Gaelic League bans ‘Jazz’ - 6 November 1929

Gaelic League bans ‘Jazz’ 6 November 1929

Gaelic League bans Jazz
Readers of the Irish Newspaper Archive might find some of the reports from Ireland ninety years ago this month somewhat peculiar, especially those regarding a ban implemented by the Gaelic League, a cultural organisation which promoted the Irish language, against all forms of ‘Jazz’ music. Taken by the executive of the Gaelic League, it was an issue, which had festered for many months prior to this and indeed would for some time afterwards.

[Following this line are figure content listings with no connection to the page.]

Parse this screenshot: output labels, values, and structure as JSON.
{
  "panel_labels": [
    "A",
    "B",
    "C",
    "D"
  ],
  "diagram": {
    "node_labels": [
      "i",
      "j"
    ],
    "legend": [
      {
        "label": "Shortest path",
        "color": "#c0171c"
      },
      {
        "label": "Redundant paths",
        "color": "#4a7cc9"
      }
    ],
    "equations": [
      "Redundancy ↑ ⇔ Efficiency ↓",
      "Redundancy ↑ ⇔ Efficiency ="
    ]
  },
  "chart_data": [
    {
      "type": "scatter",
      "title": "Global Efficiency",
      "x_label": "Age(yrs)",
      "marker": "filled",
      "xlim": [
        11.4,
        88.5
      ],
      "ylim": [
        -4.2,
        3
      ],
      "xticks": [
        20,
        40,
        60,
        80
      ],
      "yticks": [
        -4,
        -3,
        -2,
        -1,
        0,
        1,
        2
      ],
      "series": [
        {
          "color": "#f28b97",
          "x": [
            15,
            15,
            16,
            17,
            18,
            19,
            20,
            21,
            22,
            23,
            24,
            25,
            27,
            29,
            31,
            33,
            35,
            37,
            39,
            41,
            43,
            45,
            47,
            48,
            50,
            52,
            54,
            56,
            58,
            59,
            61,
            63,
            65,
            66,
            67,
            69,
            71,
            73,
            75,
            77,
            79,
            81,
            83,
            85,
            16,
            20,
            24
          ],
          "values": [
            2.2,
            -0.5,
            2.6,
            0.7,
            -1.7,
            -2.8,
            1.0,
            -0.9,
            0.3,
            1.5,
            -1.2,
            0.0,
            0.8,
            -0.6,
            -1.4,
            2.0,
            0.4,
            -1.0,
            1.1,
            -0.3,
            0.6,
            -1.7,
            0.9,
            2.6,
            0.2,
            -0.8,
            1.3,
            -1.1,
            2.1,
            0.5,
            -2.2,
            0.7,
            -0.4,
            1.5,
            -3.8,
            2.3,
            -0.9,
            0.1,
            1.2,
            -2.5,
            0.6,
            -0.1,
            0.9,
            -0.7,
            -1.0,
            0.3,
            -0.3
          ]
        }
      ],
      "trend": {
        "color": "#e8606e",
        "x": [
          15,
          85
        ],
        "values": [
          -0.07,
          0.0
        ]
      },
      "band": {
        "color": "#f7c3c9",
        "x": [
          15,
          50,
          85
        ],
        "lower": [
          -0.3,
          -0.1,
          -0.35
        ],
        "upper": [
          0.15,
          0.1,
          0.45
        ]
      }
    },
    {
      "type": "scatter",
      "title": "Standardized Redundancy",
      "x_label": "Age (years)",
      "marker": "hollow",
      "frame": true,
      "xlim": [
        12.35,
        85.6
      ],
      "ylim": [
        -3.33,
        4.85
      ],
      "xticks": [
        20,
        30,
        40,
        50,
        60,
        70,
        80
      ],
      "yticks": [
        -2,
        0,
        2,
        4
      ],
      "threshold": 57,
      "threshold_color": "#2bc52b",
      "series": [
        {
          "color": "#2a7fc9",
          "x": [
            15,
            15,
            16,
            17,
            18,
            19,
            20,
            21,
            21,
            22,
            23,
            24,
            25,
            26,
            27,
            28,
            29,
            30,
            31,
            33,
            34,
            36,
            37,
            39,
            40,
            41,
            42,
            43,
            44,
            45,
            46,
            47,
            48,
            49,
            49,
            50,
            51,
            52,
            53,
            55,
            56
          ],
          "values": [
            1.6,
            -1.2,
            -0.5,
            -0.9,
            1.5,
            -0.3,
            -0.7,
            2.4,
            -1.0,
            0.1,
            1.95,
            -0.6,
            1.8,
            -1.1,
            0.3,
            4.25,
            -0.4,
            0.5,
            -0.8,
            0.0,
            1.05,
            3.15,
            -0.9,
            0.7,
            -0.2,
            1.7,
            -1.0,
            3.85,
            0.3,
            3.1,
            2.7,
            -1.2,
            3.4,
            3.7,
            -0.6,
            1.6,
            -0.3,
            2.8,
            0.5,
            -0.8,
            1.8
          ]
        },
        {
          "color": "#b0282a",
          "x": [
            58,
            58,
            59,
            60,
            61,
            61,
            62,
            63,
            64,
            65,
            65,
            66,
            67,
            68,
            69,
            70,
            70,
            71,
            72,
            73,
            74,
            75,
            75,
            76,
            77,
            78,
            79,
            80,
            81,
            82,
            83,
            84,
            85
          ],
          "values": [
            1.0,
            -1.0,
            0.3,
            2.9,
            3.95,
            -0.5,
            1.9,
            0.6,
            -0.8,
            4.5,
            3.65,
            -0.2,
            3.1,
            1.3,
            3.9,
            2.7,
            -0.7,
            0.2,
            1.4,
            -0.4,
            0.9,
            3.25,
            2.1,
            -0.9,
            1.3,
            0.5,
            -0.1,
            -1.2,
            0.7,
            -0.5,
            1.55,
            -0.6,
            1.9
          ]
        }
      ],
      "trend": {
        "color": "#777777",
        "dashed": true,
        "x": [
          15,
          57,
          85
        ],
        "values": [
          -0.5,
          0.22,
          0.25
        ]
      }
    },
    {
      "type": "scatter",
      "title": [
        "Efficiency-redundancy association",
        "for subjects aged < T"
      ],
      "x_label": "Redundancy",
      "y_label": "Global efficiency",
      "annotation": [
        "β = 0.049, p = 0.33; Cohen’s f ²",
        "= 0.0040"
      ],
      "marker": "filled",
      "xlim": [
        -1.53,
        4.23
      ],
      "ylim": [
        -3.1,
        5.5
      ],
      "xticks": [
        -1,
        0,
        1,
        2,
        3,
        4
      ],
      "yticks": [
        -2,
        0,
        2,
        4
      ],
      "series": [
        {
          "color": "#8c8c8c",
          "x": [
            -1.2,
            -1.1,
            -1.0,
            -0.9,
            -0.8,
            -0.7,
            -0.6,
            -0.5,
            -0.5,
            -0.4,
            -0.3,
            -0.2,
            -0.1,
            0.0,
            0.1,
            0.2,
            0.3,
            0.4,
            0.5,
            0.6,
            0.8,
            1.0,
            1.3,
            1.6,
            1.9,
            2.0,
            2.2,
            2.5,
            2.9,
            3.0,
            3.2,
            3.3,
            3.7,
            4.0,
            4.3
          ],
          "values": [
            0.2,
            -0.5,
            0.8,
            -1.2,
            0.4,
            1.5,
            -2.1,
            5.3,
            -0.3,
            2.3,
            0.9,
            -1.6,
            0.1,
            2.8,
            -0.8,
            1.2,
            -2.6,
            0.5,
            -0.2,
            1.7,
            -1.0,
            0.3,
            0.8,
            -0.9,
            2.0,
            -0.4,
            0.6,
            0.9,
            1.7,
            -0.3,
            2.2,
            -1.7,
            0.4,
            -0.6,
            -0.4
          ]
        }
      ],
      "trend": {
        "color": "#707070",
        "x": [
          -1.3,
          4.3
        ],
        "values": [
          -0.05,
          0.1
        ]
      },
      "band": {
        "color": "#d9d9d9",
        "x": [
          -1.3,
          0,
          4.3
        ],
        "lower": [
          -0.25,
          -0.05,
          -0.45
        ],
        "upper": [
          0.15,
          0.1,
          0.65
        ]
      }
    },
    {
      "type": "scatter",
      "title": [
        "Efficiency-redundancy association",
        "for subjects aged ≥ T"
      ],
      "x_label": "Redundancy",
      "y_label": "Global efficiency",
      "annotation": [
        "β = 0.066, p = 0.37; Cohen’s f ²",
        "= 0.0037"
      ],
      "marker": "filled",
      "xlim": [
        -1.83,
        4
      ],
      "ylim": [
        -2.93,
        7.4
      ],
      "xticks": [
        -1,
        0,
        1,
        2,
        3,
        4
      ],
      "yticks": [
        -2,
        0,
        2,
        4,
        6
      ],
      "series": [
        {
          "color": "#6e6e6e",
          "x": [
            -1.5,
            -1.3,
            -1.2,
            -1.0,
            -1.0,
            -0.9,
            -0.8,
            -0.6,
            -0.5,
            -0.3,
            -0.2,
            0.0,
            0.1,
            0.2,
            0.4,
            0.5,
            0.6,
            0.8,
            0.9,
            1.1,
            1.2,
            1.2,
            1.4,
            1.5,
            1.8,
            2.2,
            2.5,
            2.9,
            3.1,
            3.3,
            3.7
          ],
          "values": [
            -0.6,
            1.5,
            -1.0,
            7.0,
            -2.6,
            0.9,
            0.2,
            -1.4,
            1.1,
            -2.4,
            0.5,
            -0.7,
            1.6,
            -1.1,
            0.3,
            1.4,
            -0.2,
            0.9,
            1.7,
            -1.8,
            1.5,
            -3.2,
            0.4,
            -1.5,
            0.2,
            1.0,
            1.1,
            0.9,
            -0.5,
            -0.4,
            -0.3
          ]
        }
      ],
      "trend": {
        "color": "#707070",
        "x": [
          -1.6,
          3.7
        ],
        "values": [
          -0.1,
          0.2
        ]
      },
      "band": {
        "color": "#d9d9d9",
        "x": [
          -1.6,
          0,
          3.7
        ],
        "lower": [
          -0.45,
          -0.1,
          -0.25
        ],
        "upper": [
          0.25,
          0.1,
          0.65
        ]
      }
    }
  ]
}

Jazz music it was claimed had taken hold in Ireland in the wake of the First World War and had spread from Dublin to the music halls which sprung up in towns and villages across the country. Detractors claimed that jazz music and dancing was just a ‘passing phase’ and that it was the ‘natural reaction’ to the post-war phase that Ireland found itself in.
All branches of the Gaelic League were sent a warning as to their conduct going forward with particular regard to attending or promoting jazz. The idea was to follow the GAA’s bans on the playing of foreign games, something which had proved popular across the country. While the debate had begun earlier in 1929 in Wexford and other centres, it was in Leitrim that the most vocal opponents of jazz were to found. Here the parish priest of Cloone, Fr Conferey openly criticised jazz from the pulpit and told the people that they should sing Irish songs only. In nearby Mohill it was reported that 3,000 people demanded that jazz be banned and they carried banners with slogans such as ‘Down with Jazz’ and ‘Out with paganism’.

Ultimately, the ban sparked outrage across the country but it spoke volumes about post-independent Ireland and attitudes towards culture and pastimes, which were not Irish.